Cristo vino al mundo de la siguiente manera: Estando María, su madre, desposada con José y antes de que vivieran juntos, sucedió que ella, por obra del Espíritu Santo, estaba esperando un hijo. José, su esposo, que era hombre justo, no queriendo ponerla en evidencia, pensó dejarla en secreto.
Mientras pensaba en estas cosas, un ángel del Señor le dijo en sueños: "José, hijo de David, no dudes en recibir en tu casa a María, tu esposa, porque ella ha concebido por obra del Espíritu Santo. Dará a luz un hijo y tú le pondrás el nombre de Jesús, porque él salvará a su pueblo de sus pecados".
Cuando José despertó de aquel sueño, hizo lo que le había mandado el ángel del Señor.
Meditacion:
En nuestros días, a menudo escuchamos palabras negativas y críticas a los varones… ¡Pero todos hemos nacido de padre y madre! Es cierto que es posible que haya padres no muy ejemplares (lo mismo que seguro que habrá madres que tampoco sean ejemplares), pero no parece la experiencia de absolutamente todo el mundo y probablemente no tenga tanto que ver con la masculinidad cuanto con la fragilidad de todo ser humano.
José se nos presenta como modelo de varón y de padre.
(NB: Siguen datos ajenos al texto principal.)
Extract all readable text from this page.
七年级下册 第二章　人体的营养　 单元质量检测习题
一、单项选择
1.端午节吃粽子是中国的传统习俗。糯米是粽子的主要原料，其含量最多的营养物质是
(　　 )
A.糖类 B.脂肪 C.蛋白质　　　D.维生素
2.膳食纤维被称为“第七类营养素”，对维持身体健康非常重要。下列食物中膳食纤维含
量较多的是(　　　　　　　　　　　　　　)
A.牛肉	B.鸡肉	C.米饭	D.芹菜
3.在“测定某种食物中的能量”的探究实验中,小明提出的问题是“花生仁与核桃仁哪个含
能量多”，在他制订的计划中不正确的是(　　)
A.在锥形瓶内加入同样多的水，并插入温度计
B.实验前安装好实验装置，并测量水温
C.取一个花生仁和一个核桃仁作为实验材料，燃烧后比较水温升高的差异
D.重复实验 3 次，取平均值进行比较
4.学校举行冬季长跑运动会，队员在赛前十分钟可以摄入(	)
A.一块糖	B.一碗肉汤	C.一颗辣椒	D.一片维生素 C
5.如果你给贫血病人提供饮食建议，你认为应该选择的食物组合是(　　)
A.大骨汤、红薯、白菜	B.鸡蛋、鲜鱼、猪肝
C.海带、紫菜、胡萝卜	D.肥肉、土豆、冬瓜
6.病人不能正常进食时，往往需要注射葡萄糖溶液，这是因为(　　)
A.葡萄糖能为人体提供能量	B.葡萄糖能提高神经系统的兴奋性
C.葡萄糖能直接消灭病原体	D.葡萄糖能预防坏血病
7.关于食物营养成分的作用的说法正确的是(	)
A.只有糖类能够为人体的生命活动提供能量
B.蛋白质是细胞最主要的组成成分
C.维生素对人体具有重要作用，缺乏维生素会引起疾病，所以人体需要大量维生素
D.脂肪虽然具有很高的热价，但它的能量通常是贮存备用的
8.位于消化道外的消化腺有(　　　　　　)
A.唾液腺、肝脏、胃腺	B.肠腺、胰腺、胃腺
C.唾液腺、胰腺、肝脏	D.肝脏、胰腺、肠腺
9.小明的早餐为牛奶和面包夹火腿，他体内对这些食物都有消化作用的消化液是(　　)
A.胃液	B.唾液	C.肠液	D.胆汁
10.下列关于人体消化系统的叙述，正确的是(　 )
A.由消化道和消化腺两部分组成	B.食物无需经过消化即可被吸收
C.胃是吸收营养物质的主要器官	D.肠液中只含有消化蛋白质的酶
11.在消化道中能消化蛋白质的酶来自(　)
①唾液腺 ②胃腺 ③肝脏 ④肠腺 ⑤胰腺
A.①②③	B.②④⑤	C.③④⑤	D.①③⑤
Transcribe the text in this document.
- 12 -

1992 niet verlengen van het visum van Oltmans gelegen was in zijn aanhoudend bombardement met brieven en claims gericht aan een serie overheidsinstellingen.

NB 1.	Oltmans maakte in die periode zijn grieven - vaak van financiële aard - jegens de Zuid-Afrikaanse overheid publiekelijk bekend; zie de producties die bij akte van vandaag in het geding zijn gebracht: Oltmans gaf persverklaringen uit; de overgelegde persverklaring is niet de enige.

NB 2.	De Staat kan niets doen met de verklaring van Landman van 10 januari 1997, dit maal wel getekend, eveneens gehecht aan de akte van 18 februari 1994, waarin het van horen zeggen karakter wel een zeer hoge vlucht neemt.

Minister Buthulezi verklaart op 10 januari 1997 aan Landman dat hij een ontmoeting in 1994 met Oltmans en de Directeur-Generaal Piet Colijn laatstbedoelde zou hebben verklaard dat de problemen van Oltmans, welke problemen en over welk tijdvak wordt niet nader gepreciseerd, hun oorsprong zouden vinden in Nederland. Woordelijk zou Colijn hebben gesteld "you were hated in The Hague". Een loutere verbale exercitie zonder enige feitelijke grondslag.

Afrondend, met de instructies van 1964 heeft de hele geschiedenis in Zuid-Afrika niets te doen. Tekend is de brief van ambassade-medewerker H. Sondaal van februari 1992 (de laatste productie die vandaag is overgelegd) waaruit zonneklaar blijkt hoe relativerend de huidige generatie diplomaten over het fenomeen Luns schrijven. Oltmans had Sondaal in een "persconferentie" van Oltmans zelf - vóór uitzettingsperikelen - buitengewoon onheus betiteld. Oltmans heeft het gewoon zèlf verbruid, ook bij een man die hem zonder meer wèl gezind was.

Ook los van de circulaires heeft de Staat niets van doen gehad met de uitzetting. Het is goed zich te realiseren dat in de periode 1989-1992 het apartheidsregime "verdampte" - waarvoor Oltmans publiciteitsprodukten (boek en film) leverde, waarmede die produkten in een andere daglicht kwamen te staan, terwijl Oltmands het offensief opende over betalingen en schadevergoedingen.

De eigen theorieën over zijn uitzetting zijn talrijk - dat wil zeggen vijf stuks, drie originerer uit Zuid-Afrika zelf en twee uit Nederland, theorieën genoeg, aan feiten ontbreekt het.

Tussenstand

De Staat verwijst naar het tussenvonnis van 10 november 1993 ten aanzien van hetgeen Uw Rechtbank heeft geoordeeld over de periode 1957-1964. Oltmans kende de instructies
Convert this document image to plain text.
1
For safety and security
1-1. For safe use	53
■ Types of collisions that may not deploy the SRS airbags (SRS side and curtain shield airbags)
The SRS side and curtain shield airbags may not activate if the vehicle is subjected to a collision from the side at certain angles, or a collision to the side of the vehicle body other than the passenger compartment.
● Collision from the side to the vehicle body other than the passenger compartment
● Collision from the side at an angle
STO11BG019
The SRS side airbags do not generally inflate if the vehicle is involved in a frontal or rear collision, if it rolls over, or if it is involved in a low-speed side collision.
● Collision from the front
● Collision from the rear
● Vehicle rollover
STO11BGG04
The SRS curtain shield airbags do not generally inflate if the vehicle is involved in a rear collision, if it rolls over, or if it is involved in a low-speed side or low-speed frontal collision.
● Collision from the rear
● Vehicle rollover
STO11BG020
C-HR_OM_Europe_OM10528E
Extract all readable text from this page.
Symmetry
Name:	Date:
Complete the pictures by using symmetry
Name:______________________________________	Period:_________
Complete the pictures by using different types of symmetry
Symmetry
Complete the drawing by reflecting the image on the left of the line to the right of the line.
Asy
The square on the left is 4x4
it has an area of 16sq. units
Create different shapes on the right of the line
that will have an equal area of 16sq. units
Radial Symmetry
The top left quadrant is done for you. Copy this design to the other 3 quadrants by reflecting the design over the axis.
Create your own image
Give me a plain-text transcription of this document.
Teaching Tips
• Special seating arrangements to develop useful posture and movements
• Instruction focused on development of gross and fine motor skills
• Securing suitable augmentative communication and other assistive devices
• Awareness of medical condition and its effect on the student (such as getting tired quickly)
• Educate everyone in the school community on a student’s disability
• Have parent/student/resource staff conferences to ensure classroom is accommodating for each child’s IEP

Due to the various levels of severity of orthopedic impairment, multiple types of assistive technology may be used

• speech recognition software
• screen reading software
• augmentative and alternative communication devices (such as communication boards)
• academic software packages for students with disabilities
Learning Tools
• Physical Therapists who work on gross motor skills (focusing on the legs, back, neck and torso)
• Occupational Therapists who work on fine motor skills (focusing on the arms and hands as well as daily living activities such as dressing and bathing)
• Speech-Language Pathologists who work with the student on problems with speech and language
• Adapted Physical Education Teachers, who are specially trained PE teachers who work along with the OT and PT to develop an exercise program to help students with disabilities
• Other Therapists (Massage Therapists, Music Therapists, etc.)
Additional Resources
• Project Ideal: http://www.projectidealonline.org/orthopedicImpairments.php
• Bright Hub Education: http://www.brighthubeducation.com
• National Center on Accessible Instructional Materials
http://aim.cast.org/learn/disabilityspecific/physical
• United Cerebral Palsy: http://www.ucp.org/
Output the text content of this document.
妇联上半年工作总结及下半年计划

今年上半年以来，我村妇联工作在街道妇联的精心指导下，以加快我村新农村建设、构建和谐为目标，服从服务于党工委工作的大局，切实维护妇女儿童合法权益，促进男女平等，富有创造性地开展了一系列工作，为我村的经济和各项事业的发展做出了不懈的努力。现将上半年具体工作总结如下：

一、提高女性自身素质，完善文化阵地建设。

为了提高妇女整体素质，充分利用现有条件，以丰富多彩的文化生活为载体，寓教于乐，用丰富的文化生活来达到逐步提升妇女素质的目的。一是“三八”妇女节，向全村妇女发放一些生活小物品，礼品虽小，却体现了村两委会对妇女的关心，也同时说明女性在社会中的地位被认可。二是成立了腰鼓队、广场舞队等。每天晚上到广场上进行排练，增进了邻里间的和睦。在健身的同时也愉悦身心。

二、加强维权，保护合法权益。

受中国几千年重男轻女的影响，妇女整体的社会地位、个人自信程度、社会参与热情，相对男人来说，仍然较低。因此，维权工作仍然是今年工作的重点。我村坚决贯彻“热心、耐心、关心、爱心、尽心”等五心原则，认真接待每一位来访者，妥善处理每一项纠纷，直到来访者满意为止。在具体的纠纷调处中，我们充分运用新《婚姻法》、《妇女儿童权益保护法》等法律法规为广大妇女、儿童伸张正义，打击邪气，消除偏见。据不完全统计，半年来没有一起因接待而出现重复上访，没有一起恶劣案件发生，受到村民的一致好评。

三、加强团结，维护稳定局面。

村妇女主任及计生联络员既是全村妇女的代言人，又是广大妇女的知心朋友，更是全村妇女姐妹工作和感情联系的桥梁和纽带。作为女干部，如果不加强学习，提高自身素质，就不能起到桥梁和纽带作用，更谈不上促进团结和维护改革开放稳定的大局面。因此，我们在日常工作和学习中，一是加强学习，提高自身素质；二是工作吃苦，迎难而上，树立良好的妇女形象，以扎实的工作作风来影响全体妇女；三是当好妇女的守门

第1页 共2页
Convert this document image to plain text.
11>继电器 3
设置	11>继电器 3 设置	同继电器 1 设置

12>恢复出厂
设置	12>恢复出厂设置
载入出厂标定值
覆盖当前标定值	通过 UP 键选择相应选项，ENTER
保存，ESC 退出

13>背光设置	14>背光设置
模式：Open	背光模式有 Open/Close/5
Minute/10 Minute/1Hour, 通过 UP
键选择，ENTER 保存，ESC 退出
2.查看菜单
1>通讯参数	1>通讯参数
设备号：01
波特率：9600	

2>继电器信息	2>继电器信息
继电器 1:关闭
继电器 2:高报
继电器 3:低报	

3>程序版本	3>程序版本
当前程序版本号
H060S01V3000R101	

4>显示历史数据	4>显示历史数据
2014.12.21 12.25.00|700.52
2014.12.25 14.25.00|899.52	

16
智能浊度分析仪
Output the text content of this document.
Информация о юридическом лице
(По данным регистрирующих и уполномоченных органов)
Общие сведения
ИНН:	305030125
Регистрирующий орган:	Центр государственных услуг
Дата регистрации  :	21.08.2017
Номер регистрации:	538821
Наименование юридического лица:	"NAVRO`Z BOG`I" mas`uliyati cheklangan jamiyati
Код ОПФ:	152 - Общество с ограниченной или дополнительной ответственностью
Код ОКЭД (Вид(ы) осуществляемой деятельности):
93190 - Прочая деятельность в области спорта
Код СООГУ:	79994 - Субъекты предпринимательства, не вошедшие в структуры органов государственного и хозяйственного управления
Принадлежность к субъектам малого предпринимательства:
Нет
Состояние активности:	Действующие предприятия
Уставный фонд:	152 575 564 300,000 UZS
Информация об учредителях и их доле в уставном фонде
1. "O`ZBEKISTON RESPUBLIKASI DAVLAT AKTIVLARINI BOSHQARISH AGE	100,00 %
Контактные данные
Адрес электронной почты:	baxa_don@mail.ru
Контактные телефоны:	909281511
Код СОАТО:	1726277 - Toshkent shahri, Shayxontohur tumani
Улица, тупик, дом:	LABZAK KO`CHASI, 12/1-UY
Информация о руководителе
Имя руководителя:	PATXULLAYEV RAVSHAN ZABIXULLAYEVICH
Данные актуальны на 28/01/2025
No hay ninguna palabra que dijera (que esté consignada) para afirmar su autoridad. Pero sí hay acciones concretas y siempre son de prudencia, de apoyo, de protección y de obediencia a lo que escucha de Dios. El papa Francisco, en su carta apostólica Patris corde dice: “En la sociedad de nuestro tiempo, los niños a menudo parecen no tener padre… Ser padre significa introducir al niño en la experiencia de la vida, en la realidad. No para retenerlo, no para encarcelarlo, no para poseerlo, sino para hacerlo capaz de elegir, de ser libre, de salir. Quizás por esta razón la tradición también le ha puesto a José, junto al apelativo de padre, el de “castísimo”. No es una indicación meramente afectiva, sino la síntesis de una actitud que expresa lo contrario a poseer. La castidad está en ser libres del afán de poseer en todos los ámbitos de la vida.”
Se identifica a veces la masculinidad con la fuerza y, es, claro, un hecho que los varones son físicamente más fuertes que las mujeres; pero su verdadera fortaleza se demuestra no tanto en las palabras, ni en acciones agresivas, cuanto en su capacidad de permanecer, de apoyar, proteger, y hacer lo correcto para el bien de su familia y de los de alrededor, aunque no sea lo más cómodo para ellos mismos. En José se destaca, además, la fe. La fe recia de quien no se retira ante la dificultad o el riesgo; la fe de quien no busca el protagonismo. Es decir, esa capacidad de no aferrarse a su posición o a su posesión. Y de esas actitudes podemos aprender todos, seamos o no padres. Y podemos celebrar la paternidad de todos aquellos que, como José, han escuchado y han obedecido.